We in the software development community like to think we’re special: that building software is uniquely difficult. As special snowflakes, we cannot be held to the business standards required of projects based on assembling boring old atoms; we cannot say what we will build, what effort it will take, or when it will be completed. For that matter, the word “completed” is rather distasteful and can ruin our mood after the company-provided foot massage.

Ed Yourdon’s book “Modern Structured Analysis,” published in 1989, presents a different view. Structured Analysis traces its heritage back to the massive logistical challenges of the Allies in World War II. It’s not interested in coddling the egos of workers.

(Related: Five essential rules of project management)

One of the defining characteristics of SA is that, no matter how small or large the project, everything about the system is included: nothing about the workers, hardware or software is taken as a given. On the other hand, this lives in tension with “the perfect technology assumption,” which allows for a classically American “We Can Do It!” attitude that limitations should not be allowed to dampen the analysis. If the perfect system requires a faster computation than any of today’s computers can perform, so be it—we can always build a faster or more capable machine. Most importantly, Structured Analysis was focused on the dynamics of the system and the people who used it, not the mystique of the technology itself. Yourdon’s book was where I learned that the job of software development was delivering value, not writing code.

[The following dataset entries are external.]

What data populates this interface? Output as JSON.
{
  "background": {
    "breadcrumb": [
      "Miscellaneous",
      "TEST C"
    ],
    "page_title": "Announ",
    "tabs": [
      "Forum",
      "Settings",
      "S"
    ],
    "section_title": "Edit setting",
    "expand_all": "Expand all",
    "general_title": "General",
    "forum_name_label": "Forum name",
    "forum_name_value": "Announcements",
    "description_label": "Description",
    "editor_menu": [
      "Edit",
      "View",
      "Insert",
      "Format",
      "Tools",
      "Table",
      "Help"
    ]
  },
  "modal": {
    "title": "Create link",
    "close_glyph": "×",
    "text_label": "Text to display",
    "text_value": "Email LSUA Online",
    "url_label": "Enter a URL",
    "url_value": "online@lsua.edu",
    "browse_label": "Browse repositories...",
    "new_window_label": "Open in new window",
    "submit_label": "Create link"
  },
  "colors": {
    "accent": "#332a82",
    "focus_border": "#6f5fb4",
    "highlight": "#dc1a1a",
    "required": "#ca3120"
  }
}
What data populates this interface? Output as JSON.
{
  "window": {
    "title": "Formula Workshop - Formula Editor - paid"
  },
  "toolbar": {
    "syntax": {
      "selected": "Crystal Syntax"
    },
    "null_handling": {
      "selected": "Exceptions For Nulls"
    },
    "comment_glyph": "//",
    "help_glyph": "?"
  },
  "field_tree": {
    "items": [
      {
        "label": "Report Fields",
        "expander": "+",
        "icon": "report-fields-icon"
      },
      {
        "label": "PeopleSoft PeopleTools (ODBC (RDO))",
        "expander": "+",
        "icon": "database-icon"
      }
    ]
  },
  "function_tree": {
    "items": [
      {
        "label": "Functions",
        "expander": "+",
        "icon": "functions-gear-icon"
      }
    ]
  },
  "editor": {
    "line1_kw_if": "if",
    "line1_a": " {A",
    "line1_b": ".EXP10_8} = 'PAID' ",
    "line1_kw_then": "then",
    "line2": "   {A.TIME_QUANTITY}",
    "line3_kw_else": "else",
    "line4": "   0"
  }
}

The enthusiasms of the software development community swing on great pendulums, between absolutes that do not acknowledge the fundamentally human, fundamentally flawed problem of communicating user needs to developers and developers addressing those needs in software. There is no single perfect way of developing software, just as there is no single perfect way of talking to another person. Structured Analysis had flaws, both large and small. As a practical matter, it was difficult to balance the abstraction levels between different parts of a system properly.

Most significantly, it promoted a very front-loaded approach—when combined with the prevailing project-management approaches, it could consume vast amounts of time and money without producing even a minimal viable product. Shorter development cycles, with users seeing concrete iterations of the system under development, are far more likely to avoid “throw the whole system away” debacles. Software really does have a different kind of complexity from physical machines. Its elasticity creates both unique opportunities and unique challenges.

Having acknowledged its flaws, Structured Analysis promoted several values that seem to have fallen by the wayside. Viewing computer technology as a blank slate is not appropriate in a world of commodity cloud services and supercomputers in every pocket, but the pendulum has swung too far in terms of every aspect of a system being controlled by Yet Another Framework. It was very difficult to balance the abstraction level in Structured Analysis, but the emphasis on data transformations is part and parcel with the growth in functional programming approaches.

I kept my copy of “Modern Structured Analysis” on my bookshelf for many years after I stopped referring to it. It was one of those books that you keep as a talisman of your past, as if its mere presence will cause you to think a little deeper, work a little harder, do a little better job.